The lucky lad said his memory after regaining consciousness was ‘hazy’ – but one of the first remembers is the promise of a pint from one of his rescuers.
He added: “I don’t remember the arrival of the paramedics but do remember them being there, it was quite calming to see some guys in green uniforms to be honest.
“After a few minutes I began to gather my bearings a little bit and having had seizures before I sort of understood what was going on
“In all honesty I think so much was going through my head that it isn’t very clear what was being said.
“I remember telling the police that my mum was at work when I’d seen her come home from work the same morning and remember one of the guys who saved me, Greg, telling me that we had to go for a beer but that’s about all the recollection I have.”

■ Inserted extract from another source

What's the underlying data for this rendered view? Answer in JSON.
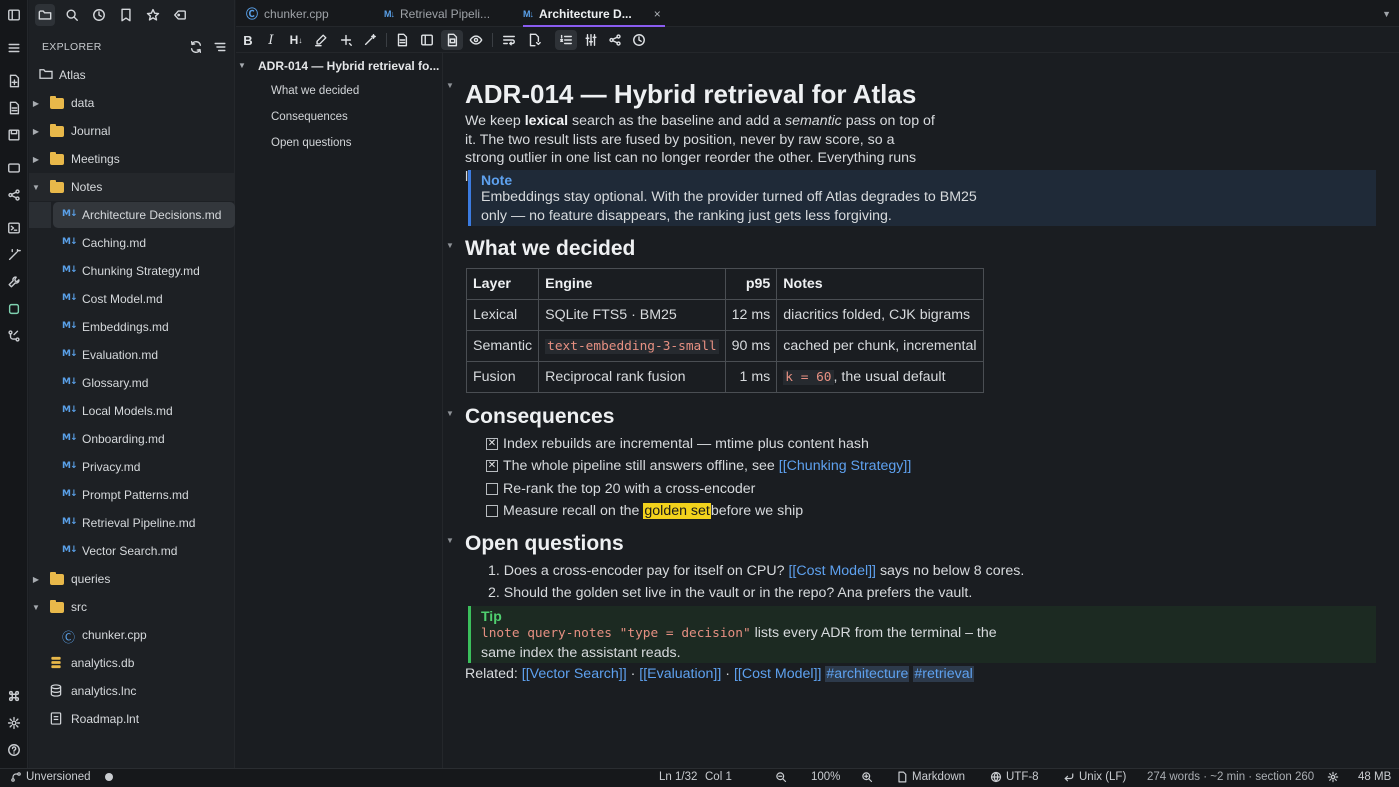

Toby said he’s now planning a beer with the heroes who saved his life, Paul Cooksey and Gregory Mahoney, after tracking them down online.
He said: “I was able to contact Paul via social media and express my gratitude and stress how his actions really had saved my life and we had a nice conversation about everything.
“And I was able to email Gregory after he got into contact with my mother, which allowed me to thank him as well, tell him what it meant to me and offer him a pint as a first step to repaying him.
“Their quick thinking was the difference between life and death no doubt about it.”